USOE Intended Learning Outcomes Addressed:  

  1. Use Science Process and Thinking Skills
  2. Manifest Scientific Attitudes and Interests
  3. Demonstrate Understanding of Science Concepts, Principles and Systems
  4. Communicate Effectively Using Science Language and Reasoning
  5. Demonstrate Understanding of the Nature of Science

Unit  Objectives

  1. Objective 1: Students will be able to summarize how energy flows through an ecosystem.

  1. Objective 2:  Students will be able to explain relationships between matter cycles and organisms and infer human impact on cycles.

  1. Objective 3:  Students will be able to interpret interactions among biotic and abiotic factors within an ecosystem.

The detailed curricula draft can be found here on my webpage  https://jpsamak.com/ed655-curriculum-plan/.

There are a few assignments that have not been fully developed, but they are noted as such. I look forward to any feedback on my project.

3 thoughts on “Ecology Unit Curriculum Draft

  1. Owen

    Jenny,

    This is coming along nicely. One minor thing, rather than include “SWBAT” at the beginning of each of objective, I’d just write it out at the top of each section, or omit entirely and allow it to be implicit.

    I like your role-playing assignment in unit 9.

    How are you sitting with regard to feedback and revision cycles?

    Looking swell!

    Reply
  2. Bob

    Ok… so I feel a little humbled. This strikes me as an entire semester worth of work, an entire course. So, I have to admit that I didn’t look at every section.

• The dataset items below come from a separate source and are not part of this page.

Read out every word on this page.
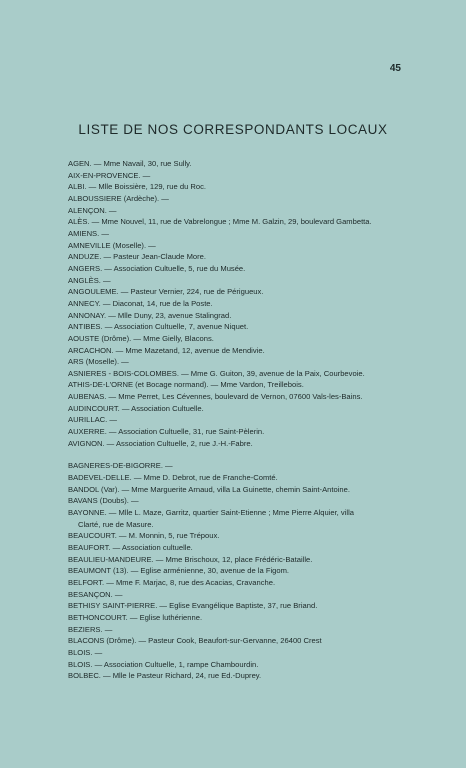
45
LISTE DE NOS CORRESPONDANTS LOCAUX
AGEN. — Mme Navail, 30, rue Sully.
AIX-EN-PROVENCE. —
ALBI. — Mlle Boissière, 129, rue du Roc.
ALBOUSSIERE (Ardèche). —
ALENÇON. —
ALÈS. — Mme Nouvel, 11, rue de Vabrelongue ; Mme M. Galzin, 29, boulevard Gambetta.
AMIENS. —
AMNEVILLE (Moselle). —
ANDUZE. — Pasteur Jean-Claude More.
ANGERS. — Association Cultuelle, 5, rue du Musée.
ANGLÈS. —
ANGOULEME. — Pasteur Vernier, 224, rue de Périgueux.
ANNECY. — Diaconat, 14, rue de la Poste.
ANNONAY. — Mlle Duny, 23, avenue Stalingrad.
ANTIBES. — Association Cultuelle, 7, avenue Niquet.
AOUSTE (Drôme). — Mme Gielly, Blacons.
ARCACHON. — Mme Mazetand, 12, avenue de Mendivie.
ARS (Moselle). —
ASNIERES - BOIS-COLOMBES. — Mme G. Guiton, 39, avenue de la Paix, Courbevoie.
ATHIS-DE-L'ORNE (et Bocage normand). — Mme Vardon, Treillebois.
AUBENAS. — Mme Perret, Les Cévennes, boulevard de Vernon, 07600 Vals-les-Bains.
AUDINCOURT. — Association Cultuelle.
AURILLAC. —
AUXERRE. — Association Cultuelle, 31, rue Saint-Pèlerin.
AVIGNON. — Association Cultuelle, 2, rue J.-H.-Fabre.
BAGNERES-DE-BIGORRE. —
BADEVEL-DELLE. — Mme D. Debrot, rue de Franche-Comté.
BANDOL (Var). — Mme Marguerite Arnaud, villa La Guinette, chemin Saint-Antoine.
BAVANS (Doubs). —
BAYONNE. — Mlle L. Maze, Garritz, quartier Saint-Etienne ; Mme Pierre Alquier, villa
Clarté, rue de Masure.
BEAUCOURT. — M. Monnin, 5, rue Trépoux.
BEAUFORT. — Association cultuelle.
BEAULIEU-MANDEURE. — Mme Brischoux, 12, place Frédéric-Bataille.
BEAUMONT (13). — Eglise arménienne, 30, avenue de la Figom.
BELFORT. — Mme F. Marjac, 8, rue des Acacias, Cravanche.
BESANÇON. —
BETHISY SAINT-PIERRE. — Eglise Evangélique Baptiste, 37, rue Briand.
BETHONCOURT. — Eglise luthérienne.
BEZIERS. —
BLACONS (Drôme). — Pasteur Cook, Beaufort-sur-Gervanne, 26400 Crest
BLOIS. —
BLOIS. — Association Cultuelle, 1, rampe Chambourdin.
BOLBEC. — Mlle le Pasteur Richard, 24, rue Ed.-Duprey.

    I agree with Owen on the SWBAT if all you did was replace it with a bullet point it would be fine. That said, I appreciate your comment on one of my posts introducing me to the idea. I changed it up to be “Employees” instead of “Students” and interestingly that change in role had an impact on the outcomes.

    I liked the use of pod casts, I liked the document explaining what good peer review looks like. Your use of pod casts opened up a realm of online resources I didn’t have in mind — I was focused on video, but in truth I bet I can find some better resources that are just audio — thanks for that.

    In lesson three I noticed that some of the work seemed implicit. By that I mean that I cannot simply read the assignment instructions and know what I am working on or required to do. My expectation as a practiced learner is that the instructor will provide the additional information in some way. However, I can imagine this provoking anxiety in others. When I went back to assignment two I saw that some of the details were there. Perhaps, some road signs, or links to a single page or document that details the Lab Report?

    The quizlet thing was initially weird but after I figured it out I thought it was kind of cool. I particularly liked the ability to view the same information in a variety of ways, drag and drop associations, quiz, flash cards. I think I gotta get me some of that.

    Are you open to student feedback on particular assignments? How would you collect that? I guess I feel very clearly that you are a teacher, and that you are speaking to Utah state instructional requirements. While this is a cool online course it almost feels… old school, where is the interactivity, where is the sense of being co-learners in this process of discovery? To my mind that is one of the greatest things about online learning, yet, maybe I am judging with a criteria that simply cannot fit into your circumstance, so fwiw. That said, this is still impressive.

    Reply
  3. Alda

    Nice layout, lots of good videos and clear sequence of topics. One aspect I didn’t see represented explicitly was how students will “Manifest Scientific Attitudes and Interests.” Obviously by employing the scientific method, they will be using the information they are learning. But I feel like if students are encouraged to *value* science and tie it to their own interests (understand its personal relevance in everyday life), they are more likely to retain this knowledge and pursue further STEM education. You have a few elements that support this indirectly, like offering them the option of taking a photo in their own backyard or favorite outdoor space. Do you think it would be helpful to make this objective more explicit, and ask students to reflect in writing about what excites or interests them about this process? And how they could imagine using what they are learning outside of the classroom?